How to volunteer during a pandemic

While volunteering is currently taking a different form, Butler students are still volunteering. Collegian file photo.

KATIE DEAN | STAFF REPORTER | kldean@butler.edu

COVID-19 may have prevented volunteers from visiting nursing homes or feeding families at food pantries, but students have found other ways to give back, even if it means doing so from afar and on Zoom. Here is how volunteering has shifted this semester and how students can get involved.

Educational volunteering through Civic Learning Communities

Rather than going out into the community, students can stay connected to important issues through educational groups. The Volunteer Center has created Civic Learning Communities, or CLC, for students to join. Each of the five student staff members at The Volunteer Center focuses on a topic that interests them. Domestic violence, environmental sustainability and houselessness are a few of the focus topics for this semester.

Erica Walters, a senior Spanish major and the education and advocacy coordinator for the Volunteer Center, said she is happy students can still stay connected and active within and around the Butler community through these educational opportunities.  

“We focus a lot on active citizenship and there are a lot of different ways that we can engage to move farther from apathy and closer to being local activists,” Walters said. “One of the big ways we can do that is through education and promoting awareness of social justice issues on and around campus, in the broader Indianapolis community, and national, international community as a whole.”

Every month, CLC groups invite community members to speak with the volunteers and discuss various issues pertaining to the group subjects. Walters decided to choose environmental sustainability for her volunteer group to learn more about.

This month, Jamie Valentine, the assistant director of the Center for Urban Ecology and Sustainability, will speak to Walters group about the impact of diet and localized agriculture on carbon footprint.

Brooke Blevins, a senior human communication and organizational leadership major and the student director for The Volunteer Center, chose houselessness as her CLC’s group topic.

“For our October meeting, we’re having a guest speaker from Horizon House, which is a local nonprofit that helps people transitioning out of homelessness,” Blevins said. “We’re having a guest speaker from there so we can incorporate aspects of the non-Butler community so that we’re still staying connected.”

While these groups are already set, any Butler student can attend the speaker presentations and receive the educational documents that group leaders provide.

Outside opportunities

While most volunteer opportunities are taking place through these CLC meetings, there are still organizations that would be happy to receive help from Butler students.   

Emily Wray, a sophomore English and creative media and entertainment major, has been connecting with various organizations that are in need of extra assistance due to COVID-19.
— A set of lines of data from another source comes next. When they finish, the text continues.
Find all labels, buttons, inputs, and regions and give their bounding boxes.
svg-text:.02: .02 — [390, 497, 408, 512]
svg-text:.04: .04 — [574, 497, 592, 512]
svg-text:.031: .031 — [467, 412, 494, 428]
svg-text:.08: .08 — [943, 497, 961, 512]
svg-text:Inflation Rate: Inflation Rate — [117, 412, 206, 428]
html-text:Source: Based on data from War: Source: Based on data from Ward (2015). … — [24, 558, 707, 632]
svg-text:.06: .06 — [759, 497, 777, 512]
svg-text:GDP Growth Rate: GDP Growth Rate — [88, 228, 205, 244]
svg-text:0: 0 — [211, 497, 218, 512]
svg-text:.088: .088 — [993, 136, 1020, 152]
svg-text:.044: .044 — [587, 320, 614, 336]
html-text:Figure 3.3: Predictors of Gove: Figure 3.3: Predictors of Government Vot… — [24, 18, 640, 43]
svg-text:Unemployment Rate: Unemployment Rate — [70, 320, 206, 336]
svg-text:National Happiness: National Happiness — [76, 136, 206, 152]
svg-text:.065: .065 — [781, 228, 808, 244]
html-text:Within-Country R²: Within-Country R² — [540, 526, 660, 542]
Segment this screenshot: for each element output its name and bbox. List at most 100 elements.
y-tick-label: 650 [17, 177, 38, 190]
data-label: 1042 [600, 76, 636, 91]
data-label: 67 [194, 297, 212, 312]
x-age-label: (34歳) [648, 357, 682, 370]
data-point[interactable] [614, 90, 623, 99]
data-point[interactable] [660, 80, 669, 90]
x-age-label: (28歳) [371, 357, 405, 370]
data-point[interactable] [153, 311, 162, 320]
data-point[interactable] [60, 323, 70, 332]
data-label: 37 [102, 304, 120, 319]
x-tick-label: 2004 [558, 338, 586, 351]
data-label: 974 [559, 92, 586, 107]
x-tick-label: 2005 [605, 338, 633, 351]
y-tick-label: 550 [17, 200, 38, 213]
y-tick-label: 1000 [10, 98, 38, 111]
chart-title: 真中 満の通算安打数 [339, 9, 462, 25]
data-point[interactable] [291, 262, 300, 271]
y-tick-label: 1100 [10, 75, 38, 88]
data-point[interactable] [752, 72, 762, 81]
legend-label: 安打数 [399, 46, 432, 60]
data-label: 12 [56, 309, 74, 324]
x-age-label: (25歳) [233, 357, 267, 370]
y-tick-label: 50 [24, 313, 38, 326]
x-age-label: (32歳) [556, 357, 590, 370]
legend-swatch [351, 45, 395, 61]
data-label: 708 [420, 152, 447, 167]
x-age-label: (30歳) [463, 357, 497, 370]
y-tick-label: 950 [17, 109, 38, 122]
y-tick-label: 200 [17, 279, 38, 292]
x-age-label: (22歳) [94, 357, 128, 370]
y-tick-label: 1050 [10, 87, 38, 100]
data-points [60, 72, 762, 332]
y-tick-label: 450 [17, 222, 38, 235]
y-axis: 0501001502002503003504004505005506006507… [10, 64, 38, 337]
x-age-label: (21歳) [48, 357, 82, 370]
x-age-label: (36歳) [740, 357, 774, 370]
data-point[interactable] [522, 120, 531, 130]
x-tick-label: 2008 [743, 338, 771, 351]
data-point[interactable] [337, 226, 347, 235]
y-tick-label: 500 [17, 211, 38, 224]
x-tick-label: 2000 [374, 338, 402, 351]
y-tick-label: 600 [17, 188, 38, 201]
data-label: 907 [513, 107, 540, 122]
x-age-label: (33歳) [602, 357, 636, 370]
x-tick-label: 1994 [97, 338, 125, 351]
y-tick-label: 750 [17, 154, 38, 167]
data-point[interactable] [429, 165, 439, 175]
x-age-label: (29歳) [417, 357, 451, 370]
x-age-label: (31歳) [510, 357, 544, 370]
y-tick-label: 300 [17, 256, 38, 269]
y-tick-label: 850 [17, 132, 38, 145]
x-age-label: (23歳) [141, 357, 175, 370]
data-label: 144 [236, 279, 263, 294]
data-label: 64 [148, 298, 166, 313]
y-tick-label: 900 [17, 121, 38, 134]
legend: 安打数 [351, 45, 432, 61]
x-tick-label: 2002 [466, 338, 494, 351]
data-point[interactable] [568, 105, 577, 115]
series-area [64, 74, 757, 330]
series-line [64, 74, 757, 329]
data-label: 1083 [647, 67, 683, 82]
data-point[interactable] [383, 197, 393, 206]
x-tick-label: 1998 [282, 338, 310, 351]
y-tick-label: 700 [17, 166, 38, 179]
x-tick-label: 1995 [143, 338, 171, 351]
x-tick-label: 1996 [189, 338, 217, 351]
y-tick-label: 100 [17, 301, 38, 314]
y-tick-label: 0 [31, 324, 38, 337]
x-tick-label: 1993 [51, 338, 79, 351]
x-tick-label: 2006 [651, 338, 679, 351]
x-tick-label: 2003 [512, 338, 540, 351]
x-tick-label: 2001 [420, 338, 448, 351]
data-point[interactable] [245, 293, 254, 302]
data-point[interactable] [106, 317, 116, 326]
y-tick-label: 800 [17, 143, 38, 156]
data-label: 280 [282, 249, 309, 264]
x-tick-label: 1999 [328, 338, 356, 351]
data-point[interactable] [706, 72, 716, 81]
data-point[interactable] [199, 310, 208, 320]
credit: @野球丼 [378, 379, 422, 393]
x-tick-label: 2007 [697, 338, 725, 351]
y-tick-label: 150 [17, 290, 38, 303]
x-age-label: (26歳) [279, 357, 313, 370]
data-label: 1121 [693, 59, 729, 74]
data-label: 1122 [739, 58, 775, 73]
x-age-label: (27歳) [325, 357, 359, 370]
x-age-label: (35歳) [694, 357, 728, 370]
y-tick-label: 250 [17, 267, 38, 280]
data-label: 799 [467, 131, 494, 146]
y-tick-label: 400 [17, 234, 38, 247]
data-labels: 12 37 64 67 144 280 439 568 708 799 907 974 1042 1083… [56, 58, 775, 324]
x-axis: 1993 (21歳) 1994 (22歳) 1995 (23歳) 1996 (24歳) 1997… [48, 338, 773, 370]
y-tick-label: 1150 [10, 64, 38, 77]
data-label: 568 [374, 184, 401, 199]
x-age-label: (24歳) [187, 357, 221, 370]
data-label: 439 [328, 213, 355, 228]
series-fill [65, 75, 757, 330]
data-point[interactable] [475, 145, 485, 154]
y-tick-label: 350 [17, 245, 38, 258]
“Some of the organizations that reached out to me were groups that needed online tutoring, food pantries that are still looking for volunteers, [and] a couple that needed kits for people who have relatives in hospice,” Wray said. “I had the Indianapolis Public Library also needed some volunteers to clean books and keep everything sanitary.”

Partnerships with on-campus student organizations

On-campus organizations are also invited to work with The Volunteer Center for service events. 

“We’re constantly looking for opportunities to collaborate with on-campus organizations,” Walters said. “We’re technically an office of the university, so to collaborate with on-campus organizations who are looking to host some sort of  modified service events.”

Get connected with The Volunteer Center

Students interested in becoming involved in service learning can email volunteer@butler.edu  and communicate their specific interests, as well as sign up to be on the listserv. The volunteer staff also shares updates about opportunities on their Instagram.  

“Things look different this year but for people that have the passion and the drive and they want to volunteer — we would love to help you with that,” Wray said.